There are serious concerns about what people may lose by working, such as health benefits and pensions. But a JPMorgan Chase institute research paper says platform jobs can help people increase their income when needed. As the report says, “This is a potentially much better option for mitigating or overcoming volatility if the alternatives are to limit spending, take on additional (potentially high cost) credit, or become delinquent on existing loans.” . “

A whole new world of work

Steady won’t be the last fintech company trying to revamp the flexible worker experience. Fintech Cogni, for example, is preparing to launch a mobile banking experience designed for those working in the odd-job economy.

The attraction for fintech companies is a growing market.

Mary Meeker, partner of Kleiner Perkins Caufield & Byers, said in her 2018 Internet Trends Report that freelance work is growing three times faster than the growth of the total workforce. According to Intuit estimates, concert workers represent 43 percent of the workforce by 2020.

Stephen Greer, senior analyst at research and consulting firm Celent, explains that these people need personalized tools because of what they face: infrequent or unstable income streams and, as a result, less visibility. on their cash flow. “It requires a new level of financial management,” says Greer.

While some prefer flexible work, the question marks around paycheck amounts are not welcomed by everyone.

“They want consistency,” says Kristen Berman, co-founder and director of the Common Cents Lab, part of the Center for Advanced Hindsight at Duke University.

According to a study by Common Cents, people would give up $ 9,900 of their annual income to move on to a consistent job with a reliable salary.

They solve a need. But do you have to register?

While fintech apps for those with volatile incomes are young, they already have some traction.

The Even app, which is a money management and payday advance app, has been available to Walmart employees since December. In July, the retailer announced that 200,000 Walmart employees were already using the app. And Even is about to grow as he recently closed a $ 40 million Series B round of funding.

Although Steady is younger, over 100,000 people have already downloaded the app. So far, Roseman says most users are between the ages of 35 and 45 and have a financial obligation, like a child or a student loan, resulting in the need for additional income.

Whether you should join the user group to help you deal with the inconsistent amount of money coming in, of course, depends on your financial needs and what the app offers.

If you’re trying to take your kids on vacation or fix a flat tire, breakdown apps can help. But be careful of the fees required to get the benefits. Earning, for example, lets you decide what to pay to unlock portions of money you’ve already earned. The price for naming your salary via the Even app depends on the amount covered by the employer.

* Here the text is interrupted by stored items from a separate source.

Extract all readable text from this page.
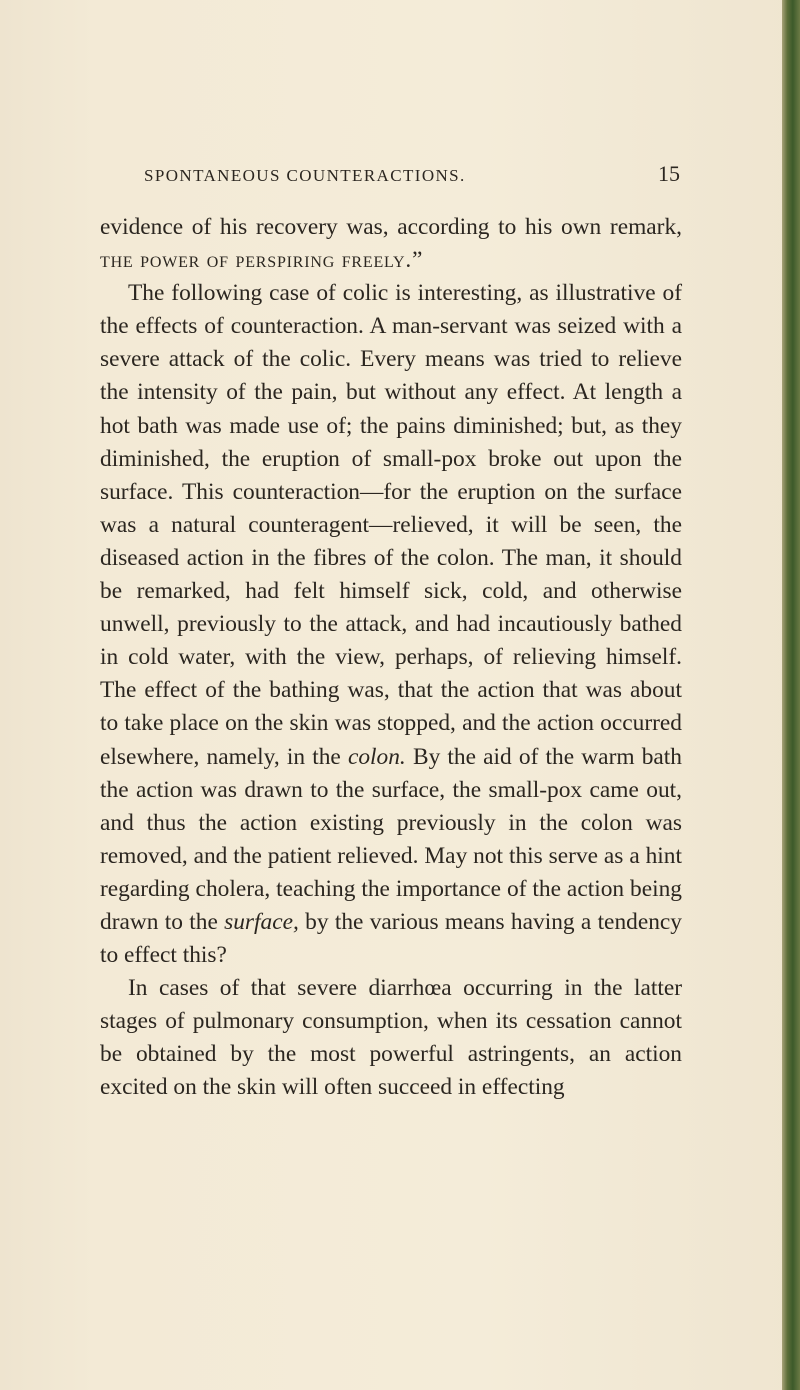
SPONTANEOUS COUNTERACTIONS.	15

evidence of his recovery was, according to his own remark, the power of perspiring freely.”

The following case of colic is interesting, as illustrative of the effects of counteraction. A man-servant was seized with a severe attack of the colic. Every means was tried to relieve the intensity of the pain, but without any effect. At length a hot bath was made use of; the pains diminished; but, as they diminished, the eruption of small-pox broke out upon the surface. This counteraction—for the eruption on the surface was a natural counteragent—relieved, it will be seen, the diseased action in the fibres of the colon. The man, it should be remarked, had felt himself sick, cold, and otherwise unwell, previously to the attack, and had incautiously bathed in cold water, with the view, perhaps, of relieving himself. The effect of the bathing was, that the action that was about to take place on the skin was stopped, and the action occurred elsewhere, namely, in the colon. By the aid of the warm bath the action was drawn to the surface, the small-pox came out, and thus the action existing previously in the colon was removed, and the patient relieved. May not this serve as a hint regarding cholera, teaching the importance of the action being drawn to the surface, by the various means having a tendency to effect this?

In cases of that severe diarrhœa occurring in the latter stages of pulmonary consumption, when its cessation cannot be obtained by the most powerful astringents, an action excited on the skin will often succeed in effecting
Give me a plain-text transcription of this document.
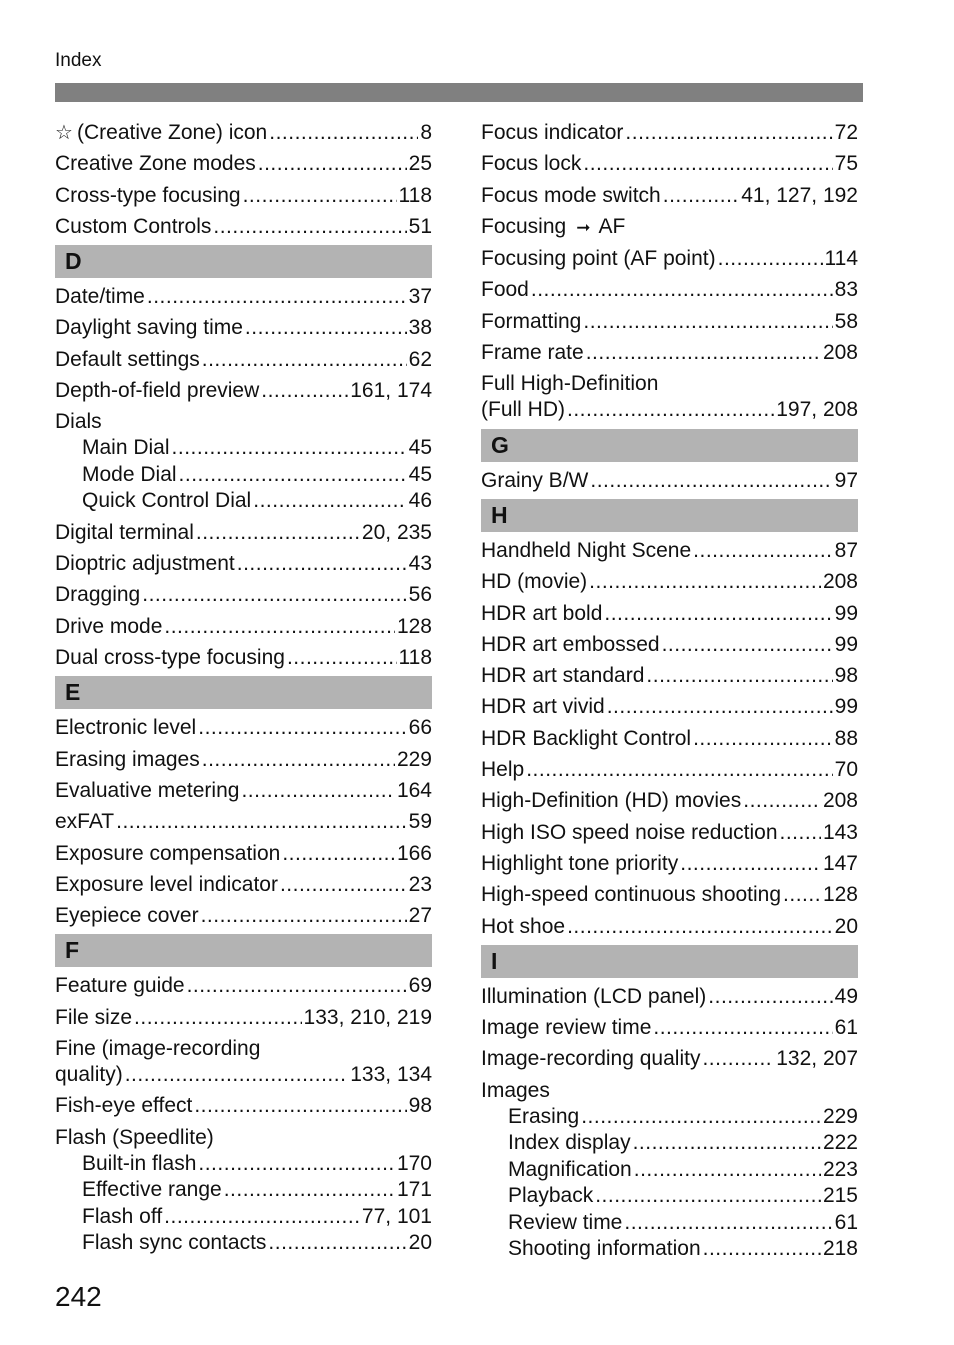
Index
☆ (Creative Zone) icon .....	8
Creative Zone modes .....	25
Cross-type focusing .....	118
Custom Controls .....	51
D
Date/time .....	37
Daylight saving time .....	38
Default settings .....	62
Depth-of-field preview .....	161, 174
Dials
Main Dial .....	45
Mode Dial .....	45
Quick Control Dial .....	46
Digital terminal .....	20, 235
Dioptric adjustment .....	43
Dragging .....	56
Drive mode .....	128
Dual cross-type focusing .....	118
E
Electronic level .....	66
Erasing images .....	229
Evaluative metering .....	164
exFAT .....	59
Exposure compensation .....	166
Exposure level indicator .....	23
Eyepiece cover .....	27
F
Feature guide .....	69
File size .....	133, 210, 219
Fine (image-recording
quality) .....	133, 134
Fish-eye effect .....	98
Flash (Speedlite)
Built-in flash .....	170
Effective range .....	171
Flash off .....	77, 101
Flash sync contacts .....	20
Focus indicator .....	72
Focus lock .....	75
Focus mode switch .....	41, 127, 192
Focusing ➞ AF
Focusing point (AF point) .....	114
Food .....	83
Formatting .....	58
Frame rate .....	208
Full High-Definition
(Full HD) .....	197, 208
G
Grainy B/W .....	97
H
Handheld Night Scene .....	87
HD (movie) .....	208
HDR art bold .....	99
HDR art embossed .....	99
HDR art standard .....	98
HDR art vivid .....	99
HDR Backlight Control .....	88
Help .....	70
High-Definition (HD) movies .....	208
High ISO speed noise reduction ..... 143
Highlight tone priority .....	147
High-speed continuous shooting ..... 128
Hot shoe .....	20
I
Illumination (LCD panel) .....	49
Image review time .....	61
Image-recording quality .....	132, 207
Images
Erasing .....	229
Index display .....	222
Magnification .....	223
Playback .....	215
Review time .....	61
Shooting information .....	218
242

Monitoring usage is also important. While Berman sees increasing the frequency of breakdowns as a good alternative to a payday loan, she worries that people are abusing the benefit to the point that they should do more math on what. they could afford on any given day. “A lot more research needs to be done,” she says.

And, of course, for some it’s about making more money. Same 49% of Mint.com users spend more than they do. For this group, Steady might be the best option.

“There is not enough income for a large population,” says Roseman.